За спиной деда Ивана проблески воды: это наши озерца — берега не топтаны. И тут я догадываюсь, отчего здесь столько птицы. Держатся воды. Но разве вода серая? Нет, отливает тускло, почти в цвет берегов. И отражение солнца не ярко, расплывчато-вязко. Перекатило за гребень дня, однако по-прежнему яро заваривает воздух на зное. Мне кажется, воздух проседает зноем. Но в то же время он чист и легок в дыхании.

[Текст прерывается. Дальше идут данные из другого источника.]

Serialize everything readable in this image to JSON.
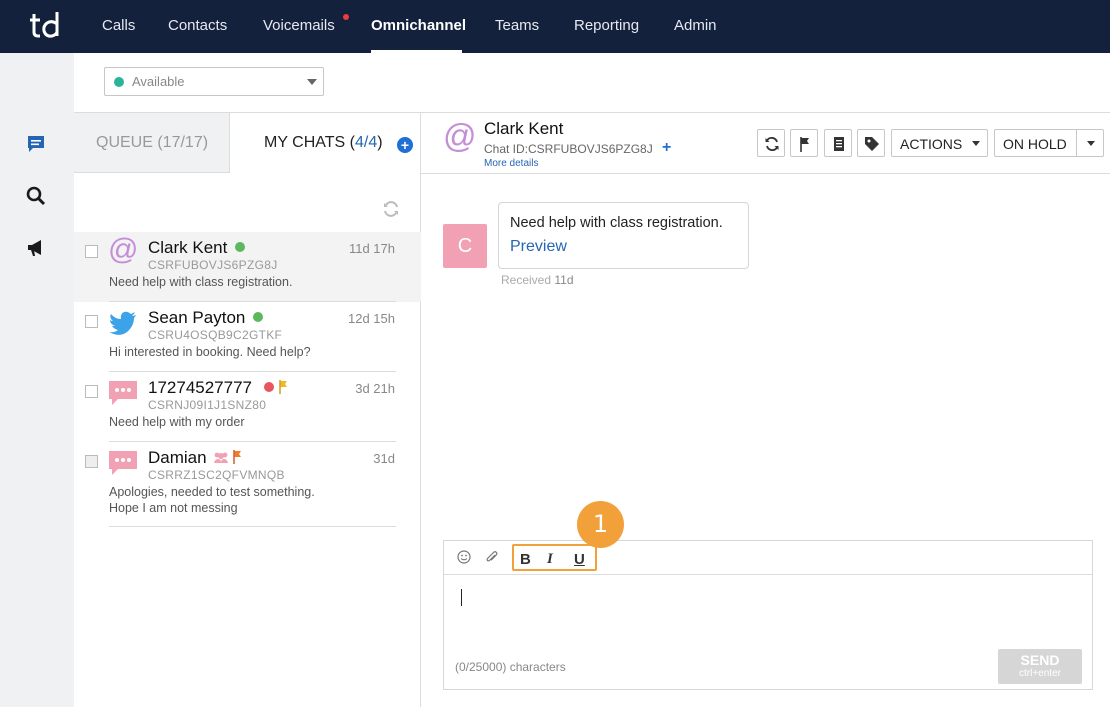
{
  "nav": {
    "items": [
      {
        "label": "Calls"
      },
      {
        "label": "Contacts"
      },
      {
        "label": "Voicemails"
      },
      {
        "label": "Omnichannel"
      },
      {
        "label": "Teams"
      },
      {
        "label": "Reporting"
      },
      {
        "label": "Admin"
      }
    ],
    "active": "Omnichannel",
    "logo_icon": "td-logo",
    "notification_color": "#ef3b3b"
  },
  "rail": {
    "icons": [
      "chat-icon",
      "search-icon",
      "megaphone-icon"
    ],
    "active_color": "#2566b3"
  },
  "status": {
    "value": "Available",
    "dot_color": "#2bb39a"
  },
  "tabs": {
    "queue": "QUEUE (17/17)",
    "mine_prefix": "MY CHATS (",
    "mine_count": "4/4",
    "mine_suffix": ")"
  },
  "chats": [
    {
      "name": "Clark Kent",
      "id": "CSRFUBOVJS6PZG8J",
      "message": "Need help with class registration.",
      "time": "11d 17h",
      "channel": "email-at-icon",
      "status_color": "#5cb85c",
      "selected": true
    },
    {
      "name": "Sean Payton",
      "id": "CSRU4OSQB9C2GTKF",
      "message": "Hi interested in booking. Need help?",
      "time": "12d 15h",
      "channel": "twitter-icon",
      "status_color": "#5cb85c"
    },
    {
      "name": "17274527777",
      "id": "CSRNJ09I1J1SNZ80",
      "message": "Need help with my order",
      "time": "3d 21h",
      "channel": "sms-icon",
      "status_color": "#e8555a",
      "flag_color": "#f2b820"
    },
    {
      "name": "Damian",
      "id": "CSRRZ1SC2QFVMNQB",
      "message": "Apologies, needed to test something. Hope I am not messing",
      "time": "31d",
      "channel": "sms-icon",
      "flag_color": "#f07b2a"
    }
  ],
  "conversation": {
    "name": "Clark Kent",
    "chat_id_label": "Chat ID:",
    "chat_id": "CSRFUBOVJS6PZG8J",
    "more_details": "More details",
    "actions_label": "ACTIONS",
    "hold_label": "ON HOLD",
    "avatar_letter": "C",
    "message": "Need help with class registration.",
    "preview_label": "Preview",
    "received_label": "Received",
    "received_time": "11d"
  },
  "composer": {
    "bold": "B",
    "italic": "I",
    "underline": "U",
    "char_count": "(0/25000) characters",
    "send_label": "SEND",
    "send_hint": "ctrl+enter"
  },
  "step_badge": "1",
  "colors": {
    "nav_bg": "#13213d",
    "accent": "#2566b3",
    "highlight": "#f2a13a"
  }
}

— А, верно, бедовал при царе, с того, шо раскол завелся, такой юродивый, — Архипыч? — спрашивает меня дед Иван.
Я пожимаю плечами.
— На книги променял степь твой племяш, — Безногий разнеженно улыбается на солнце. — Ишь шарашит, лупоглазое!
— Да хиба ж вин выбирав? — Дед Иван не шибко переменился и после второго стаканчика, хотя даже худой заулыбался и занялся перепелами. Он обгладывает их отталкивающе суетливо. Иногда отпадает от кастрюли и смотрит на степь. И тогда его лицо мякнет и выступает как бы второе — очень спокойное, без затравленности. Совсем мирное лицо.